Incidentally, Facebook’s GraphQL draft spec had just been publicly released in July 2015. We really liked it. We bought the simplicity and power of this system, but also felt like we were taking a risk in going with unproven technology, particularly considering it is a syntax for describing an API (like REST) rather than a query language.”

Back to that “QL” quibble. Jain wants to make a key point here:

GraphQL is not a graph database query language; rather, it’s a replacement for REST APIs.

How’s that?

A replacement for REST

GraphQL is designed to build client applications by providing an intuitive and flexible syntax for describing data requirements.

In more approachable vernacular, Jain explained, GraphQL allows a way for clients to understand what the server provides and specifically request data useful to the client.

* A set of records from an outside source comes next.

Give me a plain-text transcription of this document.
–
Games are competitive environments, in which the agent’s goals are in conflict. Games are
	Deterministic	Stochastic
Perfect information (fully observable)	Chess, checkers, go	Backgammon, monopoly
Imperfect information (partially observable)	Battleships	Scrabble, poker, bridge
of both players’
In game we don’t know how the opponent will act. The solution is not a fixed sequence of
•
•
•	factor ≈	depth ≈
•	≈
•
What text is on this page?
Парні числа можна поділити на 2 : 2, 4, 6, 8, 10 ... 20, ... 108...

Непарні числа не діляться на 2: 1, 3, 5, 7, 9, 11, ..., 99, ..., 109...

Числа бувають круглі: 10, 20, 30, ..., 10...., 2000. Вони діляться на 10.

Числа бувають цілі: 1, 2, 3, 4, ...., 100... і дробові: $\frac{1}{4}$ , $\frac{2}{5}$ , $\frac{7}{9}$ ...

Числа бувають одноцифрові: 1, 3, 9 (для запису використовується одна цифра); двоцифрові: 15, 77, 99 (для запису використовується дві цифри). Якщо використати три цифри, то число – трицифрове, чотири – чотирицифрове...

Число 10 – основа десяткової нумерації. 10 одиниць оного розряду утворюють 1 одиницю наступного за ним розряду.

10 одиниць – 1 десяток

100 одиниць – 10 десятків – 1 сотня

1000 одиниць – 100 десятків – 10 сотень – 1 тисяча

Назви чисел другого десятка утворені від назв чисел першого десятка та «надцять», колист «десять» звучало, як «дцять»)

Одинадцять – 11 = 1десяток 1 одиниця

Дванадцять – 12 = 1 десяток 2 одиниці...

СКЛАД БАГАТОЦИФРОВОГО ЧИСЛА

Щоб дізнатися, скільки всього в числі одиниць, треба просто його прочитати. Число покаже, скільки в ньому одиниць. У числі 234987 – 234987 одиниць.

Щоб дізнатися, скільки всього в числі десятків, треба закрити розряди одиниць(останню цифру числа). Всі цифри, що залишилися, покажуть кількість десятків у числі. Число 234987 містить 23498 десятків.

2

It provides a simple way for developers to retrieve only as much of their strongly-typed dataset as they need, and in the shape in which they need it.

In a blog post, Jain explained in more technical detail:

REST API endpoints are fixed. Each endpoint would give you a predetermined amount of data, irrespective of how much data the client needs. Squeezing efficiency in such a system leads developers to generate an ever-increasing number of endpoints, each returning a contained set of results. The client would then call them in sequence to generate a view for the end-user. There are guidelines around what would be an HTTP POST, what would make a PUT, what would be a GET, and what the return error codes would be.
GraphQL turns all of this on its head. There’s only one endpoint, most accesses are POST, all return codes are HTTP 200, with the errors captured in a JSON response. The server publishes what all the clients can access, and the client determines how much it wants to access, depending upon its use case. It is simple and powerful. Considering GraphQL is put in the same category as REST, gRPC, and webhooks, calling it a ‘QL’ (Query Language) is a bit of a stretch. It is really a syntax for describing an API. If you take up GraphQL, you get to build whatever API you like and use GraphQL to describe the API’s types and operations. Those things then describe the data that your API can return.

Which brings us back to Dgraph Labs. According to Jain, “Dgraph is unique in that it is the only native GraphQL database. We designed a database that stores and distributes the data in a way most optimal for executing GraphQL traversals, joins, and retrievals.”

In Jain’s view, with the right technology, most codebases can be cut down significantly. “We want to enable developers in building faster, smarter applications, spinning up performant, scalable back ends instantly.”